Georgia Piedmont Technical College
- Former names: DeKalb Technical College, DeKalb Community College, DeKalb Area Vocational School
- Type: Public community college
- Established: 1961
- Parent institution: Technical College System of Georgia
- Students: 3,282 (fall 2024)
- Location: Clarkston, Georgia, United States
- Campus: Multiple campuses;
- Colors: Red, Yellow and Blue
- Website: www.gptc.edu/

= Georgia Piedmont Technical College =

Georgia Piedmont Technical College (GPTC) is a public community college based in Clarkston, Georgia. It is part of the Technical College System of Georgia (TCSG) and provides education for a three-county service area, mostly in the metro Atlanta area. The school's service area includes Dekalb, Rockdale, and Newton counties. GPTC is accredited by the Commission on Colleges of the Southern Association of Colleges and Schools (SACS) to award associate degrees, diplomas, and technical certificates of credit. Many of the school's individual technical programs are also accredited by their respective accreditation organizations. The College also offers free Adult Education courses for GED and HiSet test preparation and English as Second Language programming. Its Economic Development and Continuing Education division provides customized business and industry training to strengthen the workforce pipeline in Metro Atlanta.

==History==

GPTC was first established in 1961 as DeKalb Area Vocational School. The college was initially organized in cooperation with the Vocational Division of the State Department of Education and operated by the DeKalb County Board of Education. DeKalb Technical College operated as a division and campus of Georgia Perimeter College (known then as Dekalb College) from 1972 to 1986, and as the post secondary unit of DeKalb County School System until June 30, 1996. On July 1, 1996, DeKalb Tech began operating as a unit of the Technical College System of Georgia. In 2000, DeKalb Technical Institute's name was officially changed to DeKalb Technical College.

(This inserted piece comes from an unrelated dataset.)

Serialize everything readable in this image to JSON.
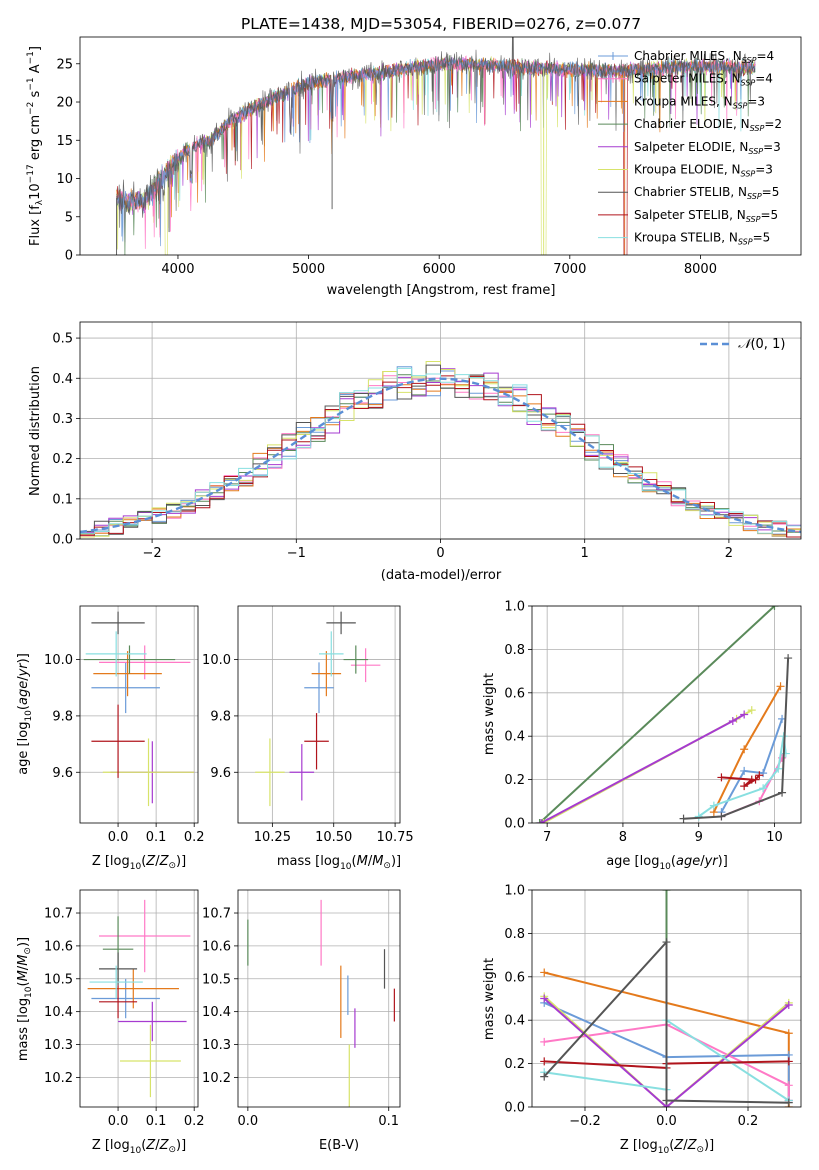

The college enrolled its first class of 18 students in Electronics Technology in 1961. At that time, the college was in temporary quarters while the DeKalb Campus facility was under construction. The facility on North Indian Creek Drive in Clarkston opened in October 1963 and consists of five buildings, totaling 275,000 square feet of floor space.

In 2018, the U.S. Department of Education placed the college on heightened cash monitoring status, a status that places additional financial demands on the college as related to federal financial aid. Shortly thereafter, the college's began investigating finances at the college. As a result, the college's president, Jabari Simama, was fired and four other administrators were placed on leave.

==Locations and programs==
GPTC's primary campus is located in Clarkston, though the college also has a campus in Covington and nine centers of learning in DeKalb, Newton, and Rockdale counties. The school currently has more than 6,000 students enrolled in credit programs and more than 7,000 in adult education and continuing education classes. Academic and technical programs at GPTC cover more than 120 different occupations. There are more than 260 full-time members of the faculty and staff, and part-time faculty and staff number approximately 660.